Trademark Law Outline

Trademark Law Outline

Trademark Law Outline

By: Samuel A. Houghton, Esq.


How do I trademark my brand?

  • Search to be sure there are no other products or services that are likely to confuse the customers. Use TESS, Design Search Code Manager, and also search for unregistered marks.
  • Use it. – Sell the product or advertise the service with the exact brand that you plan to trademark.
  • Register – Using TEAS online at the USPTO site.
  • International Trademark

What prerequisites must a mark satisfy in order to serve as a trademark?

  • In order to serve as a trademark, a mark must be distinctive — that is, it must be capable of identifying the source of a particular good or service. In determining whether a mark is distinctive, the courts group marks into four categories, based on the relationship between the mark and the underlying product:
    • Descriptive (not inherently distinctive) – needs “secondary meaning” to be accepted. Example: Holiday Inn.  To determine whether secondary meaning exists, courts look at the following:


      1. the amount and manner of advertising;
      2. the volume of sales;
      3. the length and manner of the term’s use;
      4. results of consumer surveys

    • Suggestive (inherently distinctive) – Suggestive of an underlying good. Example: Coppertone.
    • Arbitrary or fanciful (inherently distinctive) – Bears no logical relationship to the underlying product. Example: Adidas.
    • Generic (not distinctive) – Example: Printer.


How different does my trademark have to be, compared with others?

(Answer from USPTO)

After an application is filed, the assigned examining attorney will search the USPTO records to determine if a conflict, i.e., a likelihood of confusion, exists between the mark in the application and another mark that is registered or pending in the USPTO. The USPTO will not provide any preliminary search for conflicting marks before an applicant files an application. The principal factors considered by the examining attorney in determining whether there would be a likelihood of confusion are:


  1. the similarity of the marks; and
  2. the commercial relationship between the goods and/or services listed in the application.

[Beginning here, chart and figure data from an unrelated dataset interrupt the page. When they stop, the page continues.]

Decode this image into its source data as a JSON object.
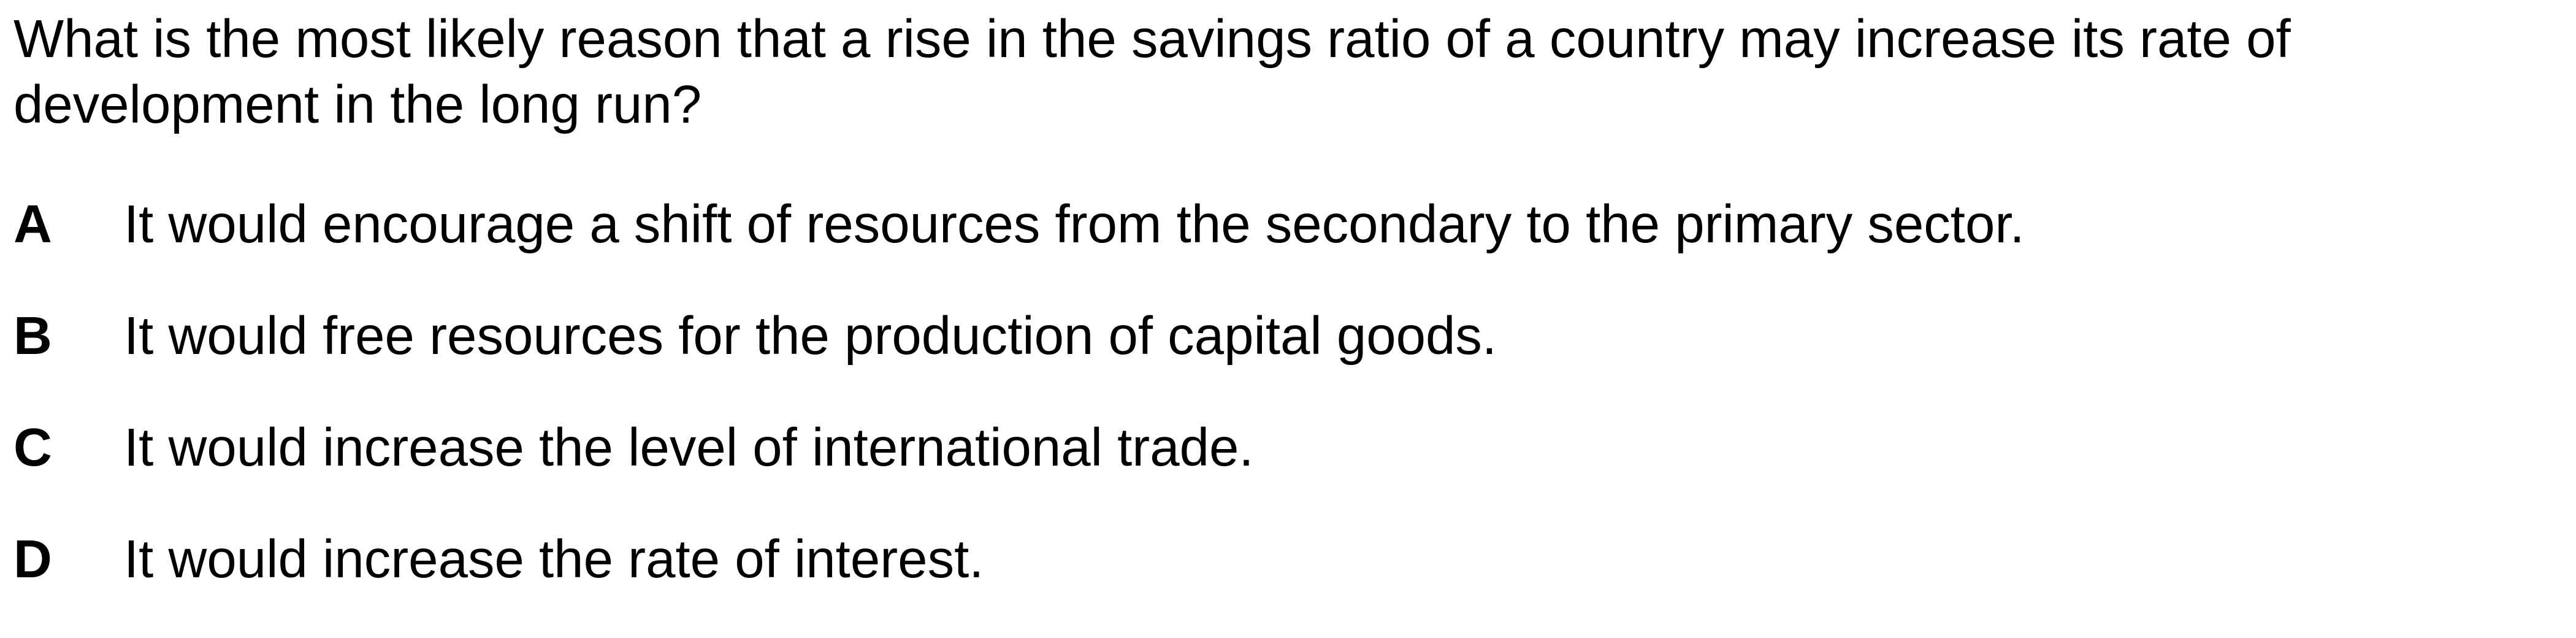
{
  "question": {
    "text": "What is the most likely reason that a rise in the savings ratio of a country may increase its rate of development in the long run?"
  },
  "options": [
    {
      "letter": "A",
      "text": "It would encourage a shift of resources from the secondary to the primary sector."
    },
    {
      "letter": "B",
      "text": "It would free resources for the production of capital goods."
    },
    {
      "letter": "C",
      "text": "It would increase the level of international trade."
    },
    {
      "letter": "D",
      "text": "It would increase the rate of interest."
    }
  ]
}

To find a conflict, the marks do not have to be identical, and the goods and/or services do not have to be the same. It may be enough that the marks are similar and the goods and/or services related.

If a conflict exists between your mark and a registered mark, the examining attorney will refuse registration on the ground of likelihood of confusion. If a conflict exists between your mark and a mark in a pending application that was filed before your application, the examining attorney will notify you of the potential conflict. If the earlier-filed application registers, the Examining Attorney will refuse registration of your mark on the ground of likelihood of confusion.


How do you acquire rights in a trademark?

You acquire rights in a trademark by being the first to use the trademark or by filing an intent to use trademark with the PTO. Use of the mark gives you priority to sell a particular product or service with a particular mark.  The priority is limited, however, to the geographic area in which the products or services are sold, along with any expected areas of expansion.   One benefit to registering the trademark is that it gives the party the right to use the mark nationwide, even if actual sales are limited to only a limited area. This right is limited, however, to the extent that the mark is already being used by others within a specific geographic area.


Benefits to registering a trademark?

  • Right to use the mark nationwide, subject to the limitations noted above.
  • Registration constitutes nationwide constructive notice to others that the trademark is owned by the party.
  • Registration enables a party to bring an infringement suit in federal court.
  • Registration allows a party to potentially recover treble damages, attorneys’ fees, and other remedies.
  • Registered trademarks can, after five years, become “incontestable,” at which point the exclusive right to use the mark is conclusively established.


How can trademark rights be lost?

  • Abandonment – when its use is discontinued with an intent not to resume its use. 3 years of non-use is prima facie abandonment.
  • Improper licensing or assignment – when a trademark is licensed without adequate quality control or assigned to another party without the additional assignment of assets.
  • Genericity – This happens when the minds of a substantial majority of the public think that the word denotes a type of products. Example: Aspirin.